The other thing I did was finally get to visit with my friend Patrick Beja. He’s a podcaster, and he was sort of hosting a meetup of podcasters and their listeners in a bar in the middle of Paris, and he kindly invited me along. This was phenomenal — since I’ve been here in town, I haven’t actually talked with anyone for more than 30 seconds or so. Most of my conversations, as I believe I’ve related here already, have basically been like that quick chat with the cashier above.

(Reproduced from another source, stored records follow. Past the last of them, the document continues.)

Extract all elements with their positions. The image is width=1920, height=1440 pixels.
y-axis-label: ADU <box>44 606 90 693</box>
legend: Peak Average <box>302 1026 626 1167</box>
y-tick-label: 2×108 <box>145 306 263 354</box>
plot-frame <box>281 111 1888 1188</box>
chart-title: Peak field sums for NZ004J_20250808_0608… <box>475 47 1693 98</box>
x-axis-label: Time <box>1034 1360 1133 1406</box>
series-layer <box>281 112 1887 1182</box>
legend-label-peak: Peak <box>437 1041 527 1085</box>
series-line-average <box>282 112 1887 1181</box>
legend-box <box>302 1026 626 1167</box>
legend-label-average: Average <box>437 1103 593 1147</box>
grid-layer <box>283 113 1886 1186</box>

So it was great to finally talk to Patrick for a while — he of course is way smarter than me, and knows French and English well, so we had a good chat about what we’ve been up to lately. I also got to hang around with he and his fellow podcasters, and I spent a lot of time just listening to them speak in French, discussing — well, I’m sorry to say I mostly don’t know. I didn’t want to bother Patrick talking to his friends, though I did really appreciate being around them, and just feeling like I belonged for a little bit. That sounds pathetic, I guess, but putting myself in a completely foreign country alone for a week may have had slightly more of an effect on me than I guessed it would. I’m not bawling my eyes out, but it’s been educational.
Another thing that’s been educational is trying to speak, even in English, to someone from Paris here. I did have a few conversations last night with people that I met, and even when we did understand each other, I found myself thinking twice about everything I said, working hard to make my meaning clear rather than just talking. As I told Patrick last night, I am a writer. Language is my number one tool. And being deprived of it, or even hampered by it, is an interesting experience for me.
I’ve never been the kind of person to really walk up to random strangers and start talking, even in the US, but I have always prided myself on being witty and urbane when I needed to be. In a foreign country, however, all of that seems to go out the window. My main goal is just understanding, and even that fails most of the time. Riding home on the train last night, I was just putting my ticket into the turnstile, and a girl (French women are almost universally exceptionally gorgeous, by the way) whose ticket had just not worked in the turnstile next to me, stopped me and asked me something in French, pointing at my ticket and then the turnstile.
I thought she was asking me where I got my ticket from — I told her, in English, “No, I can’t help. You’ll have to go to the information booth over there,” and I shooed her in that general direction. She gave me a shocked look, like I was crazy. “Are you serious?” her look asked. I didn’t understand, I apologized again, and went through the gate.
Only later did it occur to me that this pretty and probably very nice woman was asking if she could duck through the turnstile after me, asking if she could jump in on my ticket rather than buying another one. Of course I would have let her — I’ve given the Paris Metro system plenty of money this week, probably way more than I should have. Instead, I pointed her to the local authorities like a chump. I could have been witty, I could have been urbane, I could have shared something with this girl, our own little secret against the (French) Man trying to make us pay for the Metro.
But nope, I ruined the whole thing. Maybe when I get back to the US, if something similar ever happens, I’ll remember this little episode. And instead of painfully rendering myself inexpressible, I’ll get her meaning, give her a wink and wave forward, and lead her on through the gate with me.
Posted on Sunday, April 15th, 2012 at 6:23 am. Filed under general.